In spite of criticism from other public officials, many elected leaders and university presidents have acted swiftly and courageously to remove Confederate monuments and address the uncomfortable truths of our history. In 2015, when South Carolina’s then governor Nikki Haley removed the Confederate flag from the statehouse grounds, she noted that “this is a moment in which we can say that that flag, while an integral part of our past, does not represent the future of our great state”; Mayor Mitch Landrieu of New Orleans reminded us, in his speech on the removal of similar monuments, that “now is the time to come together and heal and focus on our larger task.” Others, like Mayor Catherine Pugh of Baltimore and President Greg Fenves at my alma mater, the University of Texas, have done away with their communities’ own monuments to our country’s racist past.

In spite of the risk-averse cultures of many foundations, leaders like Jim Canales of the Barr Foundation and Grant Oliphant of the Heinz Endowments, among others, have offered powerful words rebuking the hate we saw in Charlottesville. Their admirable responses inspire me, as important examples of how we can speak truthfully and forcefully.

And in spite of many personal risks, leaders around the world are organizing and advocating for human rights for those who have been rendered invisible, exploited, and silenced by history. I’m talking about the moral courage of people like Cecile Richards, president of Planned Parenthood, and Sherrilyn Ifill, president of the NAACP Legal Defense Fund. I’m talking about Farhana Khera, president of Muslim Advocates, and Reverend William Barber, leader of a powerful moral movement for justice. I’m talking about the courageous young people known as the Dreamers, numbering in the hundreds of thousands, who contribute every day to the only country they have ever known.

These leaders are my reason for hope in this time of peril. They demonstrate how we might fill the moral void at the top of our government and dismantle the systems that stifle progress on the ground. They remind us what is possible when our political leaders, corporations, nonprofit organizations, foundations, and fellow citizens and neighbors take up the mantle and choose to lead.

We need more like them.

We need leaders who build bridges, not walls. We need leaders who work across party lines and bring us together, not politicians who degrade our discourse and drive us apart. We need leaders who transcend the politics of division, who reject the language of exclusion even though it has proved to be a powerful political tactic.

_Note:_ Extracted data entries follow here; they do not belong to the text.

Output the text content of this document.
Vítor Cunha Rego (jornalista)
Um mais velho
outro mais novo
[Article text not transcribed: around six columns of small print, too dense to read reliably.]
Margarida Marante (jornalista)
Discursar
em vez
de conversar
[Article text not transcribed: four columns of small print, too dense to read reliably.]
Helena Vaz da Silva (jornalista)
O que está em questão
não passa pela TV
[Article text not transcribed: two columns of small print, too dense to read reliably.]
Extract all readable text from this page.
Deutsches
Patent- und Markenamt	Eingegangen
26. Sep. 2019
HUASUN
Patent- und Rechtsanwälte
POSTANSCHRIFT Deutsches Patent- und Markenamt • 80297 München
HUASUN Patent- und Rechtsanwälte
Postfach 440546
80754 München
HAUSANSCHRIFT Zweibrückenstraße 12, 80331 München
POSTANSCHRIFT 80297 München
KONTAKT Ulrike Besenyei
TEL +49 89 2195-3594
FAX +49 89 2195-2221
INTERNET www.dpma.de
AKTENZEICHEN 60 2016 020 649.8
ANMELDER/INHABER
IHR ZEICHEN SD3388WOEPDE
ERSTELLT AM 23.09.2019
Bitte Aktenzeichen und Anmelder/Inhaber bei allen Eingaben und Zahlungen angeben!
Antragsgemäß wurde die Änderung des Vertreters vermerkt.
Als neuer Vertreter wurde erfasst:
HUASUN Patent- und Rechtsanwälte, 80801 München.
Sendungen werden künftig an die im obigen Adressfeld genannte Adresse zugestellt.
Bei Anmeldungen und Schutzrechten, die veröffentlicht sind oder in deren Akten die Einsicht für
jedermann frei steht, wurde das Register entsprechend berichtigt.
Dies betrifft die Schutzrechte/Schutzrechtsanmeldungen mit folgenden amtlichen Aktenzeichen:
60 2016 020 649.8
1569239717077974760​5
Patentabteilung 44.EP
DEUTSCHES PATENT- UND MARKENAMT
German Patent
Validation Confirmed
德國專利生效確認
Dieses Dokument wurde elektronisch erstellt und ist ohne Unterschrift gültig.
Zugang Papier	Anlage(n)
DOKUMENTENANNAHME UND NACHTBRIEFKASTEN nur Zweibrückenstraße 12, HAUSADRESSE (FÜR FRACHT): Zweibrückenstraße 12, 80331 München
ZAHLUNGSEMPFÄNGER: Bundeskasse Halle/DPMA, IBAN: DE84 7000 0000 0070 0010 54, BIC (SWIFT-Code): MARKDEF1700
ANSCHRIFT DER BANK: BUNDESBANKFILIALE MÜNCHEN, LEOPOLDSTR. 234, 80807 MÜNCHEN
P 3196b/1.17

It is up to each and every one of us to stand up for what is right—to our boards and shareholders and political parties, to our friends and colleagues, if necessary—even when it is not in our immediate interest. And we cannot wait; we must be the leaders our countries need and the world deserves. After all, what is the point of leadership, if not to lead in times like these? What could we possibly be holding on to, or out for, when everything—everything—is at stake?

Soon, it may be too late for courage, too late to take the necessary steps to mend our society. We risk reaching a day when whatever ability we had to influence change or protect our democratic values will have been squandered.

Instead, I am hopeful that we can—and will—realize the urgency of now. I am hopeful because I see every day that we, together, are ready and eager and impatient to lead the way toward a more righteous world defined by its commitment to justice and fairness.

Now is the time for courage. Maya Angelou famously said, “When someone shows you who they are, believe them the first time.” And so this year, my message is simple: Like the poet says, let us show each other—and the world—who we are.